第54章 密室決戰與密碼驚魂
地下密室的空氣裏,彌漫著毒藥的刺鼻氣味與濃重的血腥味,手電筒的光芒在漆黑的空間裏搖曳,照亮了石台上那抹微弱卻致命的青色光芒——第三部分霧核,就在眼前,而沈振邦的心腹,正虎視眈眈地守在石台旁,眼中滿是瘋狂與貪婪,他們深知,隻要拿到這枚霧核,就算沈振邦已死,他們也能完成所謂的“大業”,哪怕代價是毀掉整個臨淵市。
霧隱寺的山腳下,隊員們早已備好車輛,看到沈硯辭扶著陸時衍快步走來,立刻快步上前,小心翼翼地將陸時衍扶上車,語氣急切地說道:“沈法醫,陸組長,車已經準備好了,我們快走吧,林宇隊長那邊,情況十分危急,隻剩下不到半個小時的時間,備用計劃一旦啟動,後果不堪設想!”

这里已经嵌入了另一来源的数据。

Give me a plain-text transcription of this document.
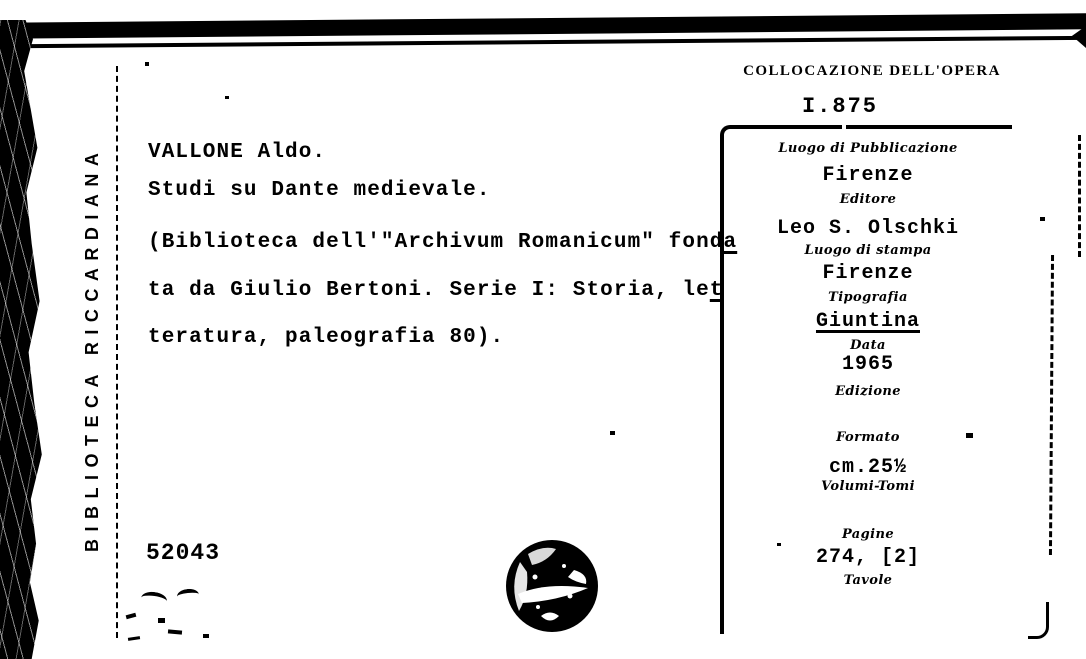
BIBLIOTECA RICCARDIANA VALLONE Aldo.
Studi su Dante medievale.
(Biblioteca dell'"Archivum Romanicum" fonda
ta da Giulio Bertoni. Serie I: Storia, let
teratura, paleografia 80).
52043
COLLOCAZIONE DELL'OPERA
I.875
Luogo di Pubblicazione
Firenze
Editore
Leo S. Olschki
Luogo di stampa
Firenze
Tipografia
Giuntina
Data
1965
Edizione
Formato
cm.25½
Volumi-Tomi
Pagine
274, [2]
Tavole
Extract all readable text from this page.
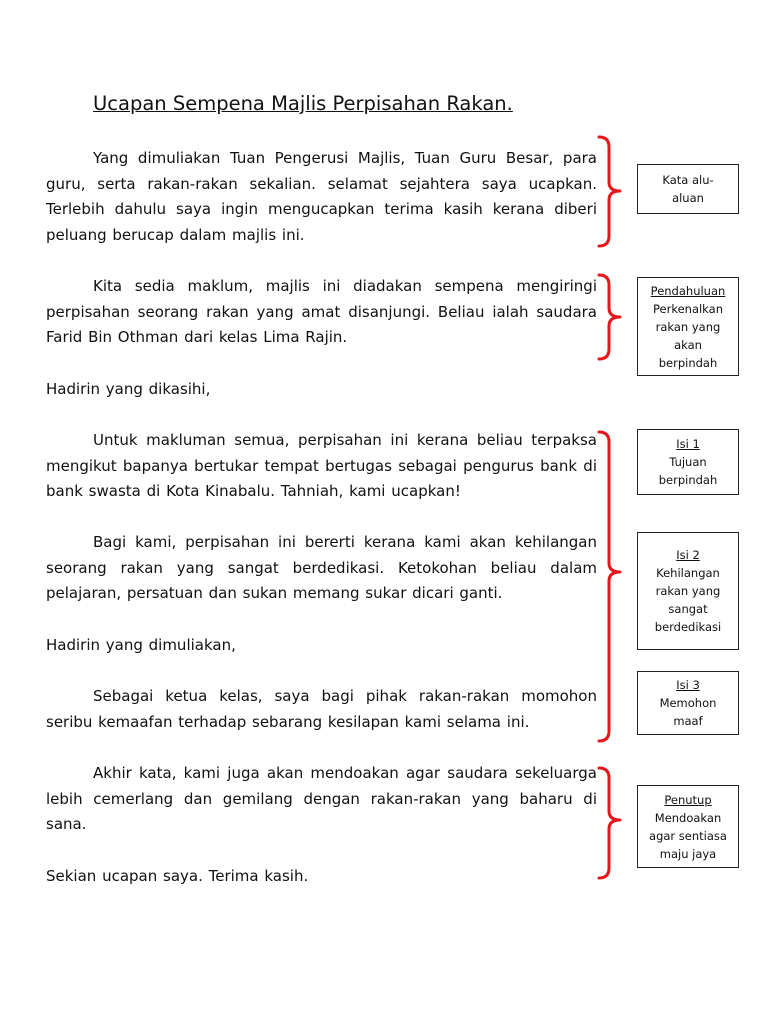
Ucapan Sempena Majlis Perpisahan Rakan.

Yang dimuliakan Tuan Pengerusi Majlis, Tuan Guru Besar, para guru, serta rakan-rakan sekalian. selamat sejahtera saya ucapkan. Terlebih dahulu saya ingin mengucapkan terima kasih kerana diberi peluang berucap dalam majlis ini.

Kita sedia maklum, majlis ini diadakan sempena mengiringi perpisahan seorang rakan yang amat disanjungi. Beliau ialah saudara Farid Bin Othman dari kelas Lima Rajin.

Hadirin yang dikasihi,

Untuk makluman semua, perpisahan ini kerana beliau terpaksa mengikut bapanya bertukar tempat bertugas sebagai pengurus bank di bank swasta di Kota Kinabalu. Tahniah, kami ucapkan!

Bagi kami, perpisahan ini bererti kerana kami akan kehilangan seorang rakan yang sangat berdedikasi. Ketokohan beliau dalam pelajaran, persatuan dan sukan memang sukar dicari ganti.

Hadirin yang dimuliakan,

Sebagai ketua kelas, saya bagi pihak rakan-rakan momohon seribu kemaafan terhadap sebarang kesilapan kami selama ini.

Akhir kata, kami juga akan mendoakan agar saudara sekeluarga lebih cemerlang dan gemilang dengan rakan-rakan yang baharu di sana.

Sekian ucapan saya. Terima kasih.

Kata alu-
aluan
Pendahuluan
Perkenalkan
rakan yang
akan
berpindah
Isi 1
Tujuan
berpindah
Isi 2
Kehilangan
rakan yang
sangat
berdedikasi
Isi 3
Memohon
maaf
Penutup
Mendoakan
agar sentiasa
maju jaya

槍聲驟然響起,打破了地下密室的死寂,子彈呼嘯著擦過沈振邦心腹的耳邊,擊中了身後的廢棄儀器,濺起一片火星與碎片。那幾名心腹瞬間回過神來,臉上的慌亂很快被陰狠取代,紛紛舉起手中的武器,朝著陸時衍等人,發起了猛烈的反擊。“找死!竟然敢闖進來壞我們的好事,今天,就讓你們所有人,都死在這地下密室裏,和臨淵市一起,化為灰燼!”為首的黑衣人嘶吼著,語氣裏滿是瘋狂,他一邊開槍,一邊示意身邊的兩名手下,盡快拿走石台上的霧核,自己則帶著其餘人,擋住陸時衍等人的去路。
陸時衍強忍著左臂的劇痛,不斷側身躲避著敵人的子彈,手中的手槍也沒有停歇,精準地瞄準敵人,一次次扣動扳機。每開一槍,他的身體都會因為後坐力而微微顫抖,傷口的劇痛如同潮水般襲來,冷汗順著額頭滾落,浸濕了額前的碎發,可他的眼神,依舊堅定而銳利,沒有絲毫的動搖。他知道,現在每一分每一秒,都關乎著無數人的生命,關乎著臨淵市的命運,他不能倒下,也絕不能退縮。
沈硯辭緊緊跟在陸時衍身邊,一邊攙扶著他,防止他因為身體虛弱而摔倒,一邊警惕地觀察著周圍的動靜,尋找著反擊的機會。他沒有武器,便隨手撿起身邊一塊鋒利的石塊,趁著敵人換彈的間隙,猛地朝著一名黑衣人的後腦砸去,黑衣人悶哼一聲,重重地倒在地上,再也沒有醒來。“時衍,小心!”沈硯辭突然大喊一聲,猛地將陸時衍推開,一枚子彈擦著沈硯辭的肩膀飛過,帶出一道血痕,鮮血瞬間染紅了他的白大褂。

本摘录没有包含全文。